Monday, March 22, 2004

BLOGGER BURNOUT. Pray forgive the recent paucity of posting here. Alicublog recently celebrated its first anniversary in this format (after a year as an alicubi webmag featurette), and contemplation of this milestone induced in me an overwhelming sense of fatigue. Pissing into the wind as a long-term enterprise will do this to even the most muleheaded practictioner.

I find myself unable to get exercised over the scandals of the day: the Clarke charges, for example, strike me as a non-starter: after decades of botched Middle Eastern and terrorist policy, what's so outrageous or unexpected about Bush's malfeasance? In the context of our current poisoned discourse, it just seems like a means of protecting the Democrats against the inevitable election-year claims of weakness and irresolution. 9/11 has turned into a bloody shirt grabbed at each end by opposing parties, each furiously wrestling for control of the right to place blame, while small countries react to violence by engaging in less spectacular but possibly constructive measures to reduce chances of a recurrence. Someone's got their eye on the wrong ball.

Well, this too will pass.

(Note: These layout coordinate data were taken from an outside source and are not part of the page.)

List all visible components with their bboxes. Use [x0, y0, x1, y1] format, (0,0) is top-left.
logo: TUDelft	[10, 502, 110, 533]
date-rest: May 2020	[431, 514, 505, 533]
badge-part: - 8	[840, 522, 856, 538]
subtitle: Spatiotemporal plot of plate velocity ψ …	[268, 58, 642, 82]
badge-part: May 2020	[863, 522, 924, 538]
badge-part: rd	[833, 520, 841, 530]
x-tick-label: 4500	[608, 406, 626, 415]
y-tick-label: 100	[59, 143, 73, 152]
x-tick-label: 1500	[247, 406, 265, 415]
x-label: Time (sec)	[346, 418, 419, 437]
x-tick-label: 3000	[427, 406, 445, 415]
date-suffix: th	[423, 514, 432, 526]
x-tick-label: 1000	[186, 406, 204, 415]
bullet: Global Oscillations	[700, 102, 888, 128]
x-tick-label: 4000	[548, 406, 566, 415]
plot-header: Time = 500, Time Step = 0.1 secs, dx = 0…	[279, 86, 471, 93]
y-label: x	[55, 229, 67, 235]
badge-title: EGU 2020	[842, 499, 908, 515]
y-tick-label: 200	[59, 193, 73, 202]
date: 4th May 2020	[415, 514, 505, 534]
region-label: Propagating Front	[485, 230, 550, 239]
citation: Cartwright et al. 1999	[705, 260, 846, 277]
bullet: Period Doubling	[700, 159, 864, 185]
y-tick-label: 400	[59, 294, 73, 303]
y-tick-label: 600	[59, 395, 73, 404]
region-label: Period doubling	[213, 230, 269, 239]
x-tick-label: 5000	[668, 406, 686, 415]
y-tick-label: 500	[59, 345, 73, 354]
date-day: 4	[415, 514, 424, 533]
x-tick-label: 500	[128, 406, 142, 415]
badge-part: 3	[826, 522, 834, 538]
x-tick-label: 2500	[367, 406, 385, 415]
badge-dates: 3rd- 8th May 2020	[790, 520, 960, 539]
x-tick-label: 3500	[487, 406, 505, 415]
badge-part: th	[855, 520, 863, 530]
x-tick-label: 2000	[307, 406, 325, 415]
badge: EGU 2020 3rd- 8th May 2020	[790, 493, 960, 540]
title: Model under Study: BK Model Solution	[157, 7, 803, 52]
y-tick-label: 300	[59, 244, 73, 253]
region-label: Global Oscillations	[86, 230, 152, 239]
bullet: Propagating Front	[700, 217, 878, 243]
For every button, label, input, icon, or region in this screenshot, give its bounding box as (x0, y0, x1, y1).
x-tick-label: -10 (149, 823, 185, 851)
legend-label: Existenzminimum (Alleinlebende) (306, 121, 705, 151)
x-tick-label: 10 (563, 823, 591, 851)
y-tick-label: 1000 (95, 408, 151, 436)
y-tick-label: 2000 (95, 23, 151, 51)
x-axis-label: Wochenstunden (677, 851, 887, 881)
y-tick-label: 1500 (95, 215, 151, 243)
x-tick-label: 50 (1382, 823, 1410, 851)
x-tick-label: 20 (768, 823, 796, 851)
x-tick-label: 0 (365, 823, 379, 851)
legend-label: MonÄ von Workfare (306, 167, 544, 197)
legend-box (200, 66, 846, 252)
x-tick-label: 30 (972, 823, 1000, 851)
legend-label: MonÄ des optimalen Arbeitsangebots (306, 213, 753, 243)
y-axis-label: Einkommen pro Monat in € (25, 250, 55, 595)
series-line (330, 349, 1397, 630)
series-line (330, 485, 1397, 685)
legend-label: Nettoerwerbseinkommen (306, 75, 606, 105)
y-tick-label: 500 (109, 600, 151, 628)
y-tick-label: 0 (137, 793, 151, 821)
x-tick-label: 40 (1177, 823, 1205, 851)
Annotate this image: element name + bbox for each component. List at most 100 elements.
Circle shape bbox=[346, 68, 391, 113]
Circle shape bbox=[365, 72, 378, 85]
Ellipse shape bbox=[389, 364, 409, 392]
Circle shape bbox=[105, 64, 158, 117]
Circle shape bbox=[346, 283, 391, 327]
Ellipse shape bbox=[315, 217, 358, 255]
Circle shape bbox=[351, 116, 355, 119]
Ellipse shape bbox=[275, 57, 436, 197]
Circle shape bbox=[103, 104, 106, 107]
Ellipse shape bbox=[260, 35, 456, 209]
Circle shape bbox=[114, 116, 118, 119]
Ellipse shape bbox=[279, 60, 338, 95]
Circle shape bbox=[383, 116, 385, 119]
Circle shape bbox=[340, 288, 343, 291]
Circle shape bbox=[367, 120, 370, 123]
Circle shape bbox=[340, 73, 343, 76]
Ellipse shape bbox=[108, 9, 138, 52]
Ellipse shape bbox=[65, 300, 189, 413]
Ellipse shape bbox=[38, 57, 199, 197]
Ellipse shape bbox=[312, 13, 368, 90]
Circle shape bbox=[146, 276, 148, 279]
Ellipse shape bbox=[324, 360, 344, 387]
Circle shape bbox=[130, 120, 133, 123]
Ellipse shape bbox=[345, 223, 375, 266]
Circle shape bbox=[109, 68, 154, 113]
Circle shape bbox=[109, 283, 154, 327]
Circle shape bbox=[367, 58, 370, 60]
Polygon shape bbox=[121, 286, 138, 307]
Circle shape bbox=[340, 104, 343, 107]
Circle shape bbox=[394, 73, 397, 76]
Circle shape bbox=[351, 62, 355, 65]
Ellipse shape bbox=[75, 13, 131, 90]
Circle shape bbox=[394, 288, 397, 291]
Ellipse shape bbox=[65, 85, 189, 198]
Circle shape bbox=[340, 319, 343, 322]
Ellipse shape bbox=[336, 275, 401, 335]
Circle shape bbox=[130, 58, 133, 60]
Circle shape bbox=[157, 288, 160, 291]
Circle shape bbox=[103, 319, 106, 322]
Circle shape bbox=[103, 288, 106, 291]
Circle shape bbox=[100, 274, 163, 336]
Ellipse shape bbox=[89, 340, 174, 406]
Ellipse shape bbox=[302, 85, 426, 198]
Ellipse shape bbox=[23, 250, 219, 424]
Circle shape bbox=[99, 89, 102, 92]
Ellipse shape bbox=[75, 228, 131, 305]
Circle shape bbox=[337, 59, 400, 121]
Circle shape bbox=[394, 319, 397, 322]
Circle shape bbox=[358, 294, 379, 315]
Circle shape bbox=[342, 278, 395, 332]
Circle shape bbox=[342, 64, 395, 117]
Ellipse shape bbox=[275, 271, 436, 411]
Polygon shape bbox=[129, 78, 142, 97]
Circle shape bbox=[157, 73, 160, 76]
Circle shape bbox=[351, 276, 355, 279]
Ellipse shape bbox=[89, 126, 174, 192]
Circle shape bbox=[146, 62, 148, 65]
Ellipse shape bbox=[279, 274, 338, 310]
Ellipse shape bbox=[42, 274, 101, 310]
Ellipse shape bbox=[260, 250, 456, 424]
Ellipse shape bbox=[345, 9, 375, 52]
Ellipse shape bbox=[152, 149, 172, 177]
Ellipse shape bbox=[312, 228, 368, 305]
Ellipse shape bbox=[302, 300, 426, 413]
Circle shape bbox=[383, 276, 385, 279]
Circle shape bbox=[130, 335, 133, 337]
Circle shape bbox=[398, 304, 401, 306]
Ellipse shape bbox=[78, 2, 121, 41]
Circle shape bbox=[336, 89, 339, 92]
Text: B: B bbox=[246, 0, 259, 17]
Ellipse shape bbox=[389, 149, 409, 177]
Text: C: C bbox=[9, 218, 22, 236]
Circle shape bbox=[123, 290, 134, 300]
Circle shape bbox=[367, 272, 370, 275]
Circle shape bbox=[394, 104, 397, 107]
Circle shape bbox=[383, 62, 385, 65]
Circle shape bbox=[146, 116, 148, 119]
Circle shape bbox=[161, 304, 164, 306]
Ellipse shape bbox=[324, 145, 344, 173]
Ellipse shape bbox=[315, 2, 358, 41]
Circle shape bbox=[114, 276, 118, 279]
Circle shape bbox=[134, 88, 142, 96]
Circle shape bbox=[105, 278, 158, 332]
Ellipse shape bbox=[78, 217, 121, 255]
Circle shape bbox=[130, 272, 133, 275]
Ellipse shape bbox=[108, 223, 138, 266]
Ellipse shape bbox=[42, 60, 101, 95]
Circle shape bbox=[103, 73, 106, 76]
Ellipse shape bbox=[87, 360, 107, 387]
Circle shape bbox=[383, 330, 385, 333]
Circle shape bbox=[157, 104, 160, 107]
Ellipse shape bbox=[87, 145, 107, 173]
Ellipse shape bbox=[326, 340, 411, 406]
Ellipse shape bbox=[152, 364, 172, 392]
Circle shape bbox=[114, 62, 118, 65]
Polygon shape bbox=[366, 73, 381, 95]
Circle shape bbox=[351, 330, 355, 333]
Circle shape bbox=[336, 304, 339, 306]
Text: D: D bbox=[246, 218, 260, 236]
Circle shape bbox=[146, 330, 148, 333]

I could always go to The Corner and cherry-pick idiocies for a boost. Apparently they're still pushing the affirmative action bake sale strategy, thus convincing white teenage students that black people get all the breaks. Well, at least they get cookies out of it; the Two Minute Hate came, as I recall, without refreshments.

And there's always Lileks. Dear, reliable Jimbo continues to hunt traitors, this time at anti-Iraq-war demos. He snarls about non-support in the Village -- meaning, I suppose, that he'll boycott Cafe Reggio next time he's in town to flog a book. He says the idea that "the personal is the political" makes his blood run cold, a puzzling sentiment from someone whose daily recreation is tying world events to shopping trips with Gnat to Target.

And Instapundit is back from vacation. Plenty of laughs coming there, for sure.

But sometimes the asylum inmates just aren't that much fun to watch.